Unnamed: 0,precision,recall,accuracy,f1_score,log_loss,roc_auc
0,0.004432,0.947368,0.59869,0.008824,0.693004,0.837579


## Interpret Tuned LOGISTIC_REG Model

### Subtask:
Analyze the evaluation results of the tuned model, comparing the new precision, recall, and other metrics to the previous model's performance, specifically noting any improvements for the 'Diverted' class due to `AUTO_CLASS_WEIGHTS`.


### Comparison of LOGISTIC_REG Model Performance (with and without `AUTO_CLASS_WEIGHTS`)
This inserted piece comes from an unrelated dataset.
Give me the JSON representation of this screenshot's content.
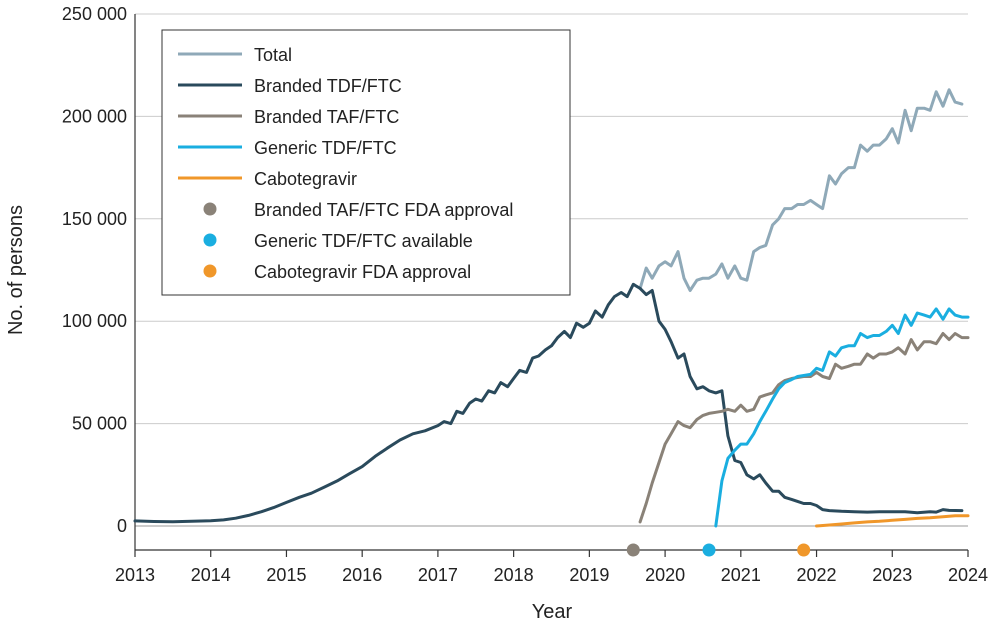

**Original Model (`bqml_diverted_model`):**
```
precision:  0.0
recall:     0.0
accuracy:   0.998115
f1_score:   0.0
log_loss:   0.013002
roc_auc:    0.820762
```

**Weighted Model (`bqml_diverted_model_weighted` with `AUTO_CLASS_WEIGHTS=TRUE`):**
```
precision:  0.004432
recall:     0.947368
accuracy:   0.59869
f1_score:   0.008824
log_loss:   0.693004
roc_auc:    0.837579
```

# **Interpretation:**
The original model had very high accuracy, but not where it mattered most; Flight diversions. In our weighted model there are more false positives, but we catch almost all of the diverted flights. In this context where missing positives can cause massive damage to revenue and brand image while false positives have minimal effect, we believe the weighted model is the superior option. Unexpected diverted flights can cost anywhere from tens of thousands to hundreds of thousands of dollars compared to the relatively minimal costs of moving around equipment and staging a few extra staff at the gates in the event of a false alarm. This can also be mitigated by ongoing communications with the pilots and air traffic control, making false positives less impactful. As a result, we highly prefer the risk mitigation and long term security that the weighted model provides.